È innegabilmente anche un canto patriottico e di opposizione ad uno straniero invasore. Ma allora perché mai a chi dell’idea di patria in opposizione al resto del mondo fa uno dei propri fondamenti Bella Ciao non piace? Eppure la destra che si rifà alla storia del fascismo, anche la più estrema, non ha certo vergogna a riciclare idee e parole che provengono da tutt’altra parte.
Basta ricordare gli intellettuali della Nuova Destra e la loro rilettura di Gramsci o, per venire ad ambiti più terra-terra, alle conferenze di CasaPound su Che Guevara e all’invocazione di Forza Nuova di una Resistenza (etnica) e di una Liberazione nazionale (contro la disposizioni sanitarie degli ultimi tempi).
Però quel canto per gli eredi più o meno distanti del fascismo innesca un imperioso riflesso di rifiuto. Si indignano se lo si canta nelle scuole, quando amministrano una realtà locale lo estromettono addirittura dalle celebrazioni della Liberazione.
Il motivo è inconfessabile e allo stesso tempo ineluttabile. Perché quello straniero contro cui si combatte in Bella Ciao ha dei sodali indigeni, attori di secondo piano e gregari collaborazionisti, costretti nella rabbia e nella vergogna a delegare i propri sogni di potenza a qualcun’altro. In Bella Ciao i fascisti non vengono nemmeno citati, non sono loro la testa del mostro, loro sono soltanto uno dei vari strumenti di violenza nella disponibilità dello straniero. Per questo quel canto dal testo per nulla politico riesce tanto indigesto: Bella Ciao mette certi settori della destra estrema di fronte alle proprie radici. E quelle radici sono marce.

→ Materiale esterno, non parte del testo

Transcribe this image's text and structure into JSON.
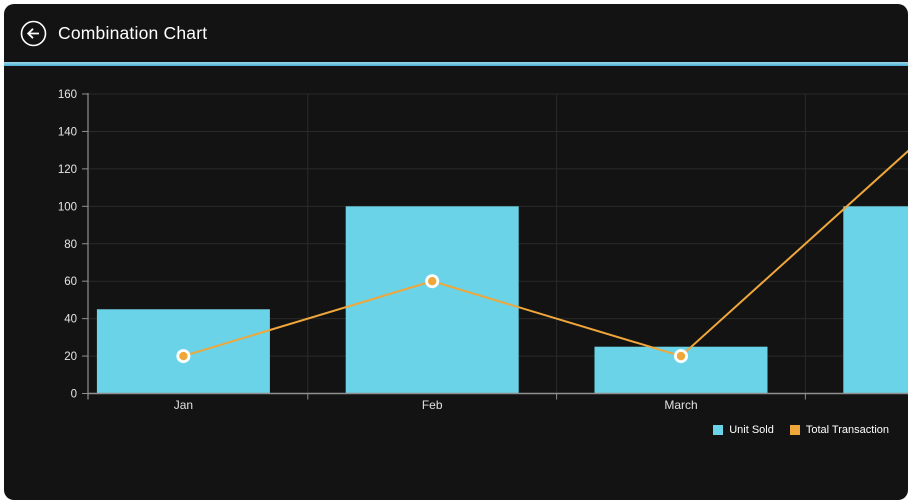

L’ANPI è Oltre il ponte, pensiamoci un attimo.
La poesia di Calvino poi musicata da Liberovici è un canto del dopo e del futuro. È un canto che parla di una guerra oramai passata ma il cui obiettivo finale non era militare, era umano. Oltre il ponte che è in mano nemica c’è “tutto il bene del mondo”, c’è “la vita”. Non parla di vittoria, guarda ben avanti: “oltre il fuoco comincia l’amore”.
E nonostante si articoli sul filo della memoria non c’è indugio nella nostalgia.

Se Oltre il ponte non ha avuto la fortuna di Bella Ciao, anche a causa di un testo volutamente più complesso e più alto, è altrettanto vero che non manca in nessun canzoniere sulla Resistenza. Non è un canto di lotta, ma è un canto di valori.
Inizia e poi si chiude, fornendo così una cornice chiarissima, con le speranze di allora di nuovo vive in quel che sperano le nuove generazioni. L’ultima immagine è quella dell’aurora.

Oltre il ponte è l’ANPI perché è il canto della trasmissione valoriale, della memoria senza nostalgie, delle speranze e del domani. È il canto di chi ha ben presente le fondamenta democratiche del nostro Paese, che ne sa raccogliere i principi di convivenza civile scritti in Costituzione, che conosce il proprio dovere di partigianato morale contro autoritarismi di qualsiasi matrice e di opposizione ad ogni violenza.

Nei giorni in cui a tutti i livelli l’ANPI si rinnova, con i congressi nelle mille sezioni, con le tante persone che confermano l’iscrizione o approdano per la prima volta a un impegno fatto di antifascismo e militanza per la democrazia, non possiamo che augurare a noi stessi “buon lavoro”. Un buon lavoro e una buona musica.